A Comprehensive N-Glycan Profiling Analysis of Bevacizumab Biosimilar by UHPLC with Fluorescence Detection and Q-TOF Mass Spectrometry

Significance of the Topic

The accurate profiling of N-glycans on monoclonal antibodies is critical for ensuring product safety, efficacy and consistency in biopharmaceutical manufacturing. Glycosylation profoundly influences antibody stability, immune activity and pharmacokinetics. As biosimilars gain approval and market share, robust analytical workflows are essential to demonstrate glycan similarity to reference products and meet regulatory requirements.

Objectives and Study Overview

This work aimed to develop and validate a reliable, high-resolution method for comprehensive N-glycan profiling of a bevacizumab biosimilar. Key goals included release and tagging of glycans, chromatographic separation, structural identification by mass spectrometry, and relative quantitation of glycan species to assess similarity to the innovator product.

Methodology and Instrumentation

• Glycan Release and Labeling: N-glycans were enzymatically liberated using PNGase F, purified via solid-phase clean-up, and labeled with 2-aminobenzamide (2-AB) for fluorescence detection.
• Chromatography: Separation was performed on a HALO® Glycan column (2.7 µm, 150 × 2.1 mm) at 60 °C using a gradient of 50 mM ammonium formate and acetonitrile at 0.4 mL/min.
• Detection: Fluorescence detection employed a Shimadzu RF-20A (excitation 330 nm, emission 420 nm) coupled in-line with a Shimadzu Nexera Bio UHPLC.
• Mass Spectrometry: Structural confirmation and accurate mass measurement utilized the Shimadzu LCMS-9030 Q-TOF with heated electrospray ionization (+), mass range 500–2500 m/z, and MS/MS fragmentation.

Results and Discussion

• Nine 2-AB-labeled N-glycans were resolved and identified: Man3, G0-GN, G0F-2GN, G0F-GN, G0, Man5, G0F, G1Fa and G1Fb.
• Accurate masses matched theoretical values within ±1 ppm, and MS/MS spectra confirmed structural assignments.
• Relative quantitation showed G0F comprised 87.23% of total glycan pool; Man3 was the least abundant at 0.7%.
• System precision was demonstrated by retention time and peak area RSDs below 2% across triplicate injections, confirming method repeatability and stability.

Benefits and Practical Applications

This UHPLC-fluorescence/Q-TOF workflow provides high sensitivity and specificity for N-glycan profiling while delivering rapid turnaround and robust quantitation. It supports biosimilar development by enabling detailed glycosylation comparisons, batch-to-batch consistency monitoring, and regulatory submissions.
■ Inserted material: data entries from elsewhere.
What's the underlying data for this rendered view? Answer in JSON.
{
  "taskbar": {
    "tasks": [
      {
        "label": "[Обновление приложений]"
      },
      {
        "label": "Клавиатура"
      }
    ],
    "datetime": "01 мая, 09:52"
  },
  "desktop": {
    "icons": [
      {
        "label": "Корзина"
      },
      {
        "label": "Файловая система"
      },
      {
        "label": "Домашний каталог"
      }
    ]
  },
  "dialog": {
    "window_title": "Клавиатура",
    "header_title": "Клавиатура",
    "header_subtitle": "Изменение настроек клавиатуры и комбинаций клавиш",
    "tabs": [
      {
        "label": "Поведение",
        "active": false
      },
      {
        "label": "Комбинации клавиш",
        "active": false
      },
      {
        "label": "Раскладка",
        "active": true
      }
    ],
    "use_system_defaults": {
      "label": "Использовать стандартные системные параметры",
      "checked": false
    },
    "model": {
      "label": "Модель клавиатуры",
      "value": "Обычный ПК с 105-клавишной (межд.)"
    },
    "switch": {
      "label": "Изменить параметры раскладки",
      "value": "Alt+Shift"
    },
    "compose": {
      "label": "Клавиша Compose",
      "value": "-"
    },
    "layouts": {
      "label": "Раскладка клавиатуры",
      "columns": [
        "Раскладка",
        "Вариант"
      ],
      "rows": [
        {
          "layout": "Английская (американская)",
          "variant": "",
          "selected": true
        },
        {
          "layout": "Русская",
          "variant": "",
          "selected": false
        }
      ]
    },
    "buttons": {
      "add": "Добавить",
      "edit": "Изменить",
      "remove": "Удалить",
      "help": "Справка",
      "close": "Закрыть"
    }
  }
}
Future Trends and Applications

• Automation of sample preparation and derivatization to increase throughput.
• Integration with ion mobility or higher-resolution MS to differentiate isomeric glycan forms.
• Application to other therapeutic antibodies and Fc-fusion proteins for broad biosimilar characterization.
• Development of label-free or accelerated labeling strategies to shorten analysis time.
• Exploration of glycan heterogeneity impacts on clinical performance and quality control.

Conclusion

A robust and reproducible UHPLC-fluorescence coupled with Q-TOF MS method was established for detailed N-glycan profiling of a bevacizumab biosimilar. The protocol achieved low variability, high mass accuracy and confident glycan identification, making it highly suitable for biosimilar quality assessment and comparability studies.

References

• LudgerClean™ EB10 user guide. Ludger Ltd.
• Keser T, Pavić T, Lauc G, Gornik O. Comparison of 2-aminobenzamide, procainamide and RapiFluor-MS as derivatizing agents for high-throughput HILIC-UPLC-FLR-MS N-glycan analysis. Front Chem. 2018;6:324.
• LudgerClean™ S user guide. Ludger Ltd.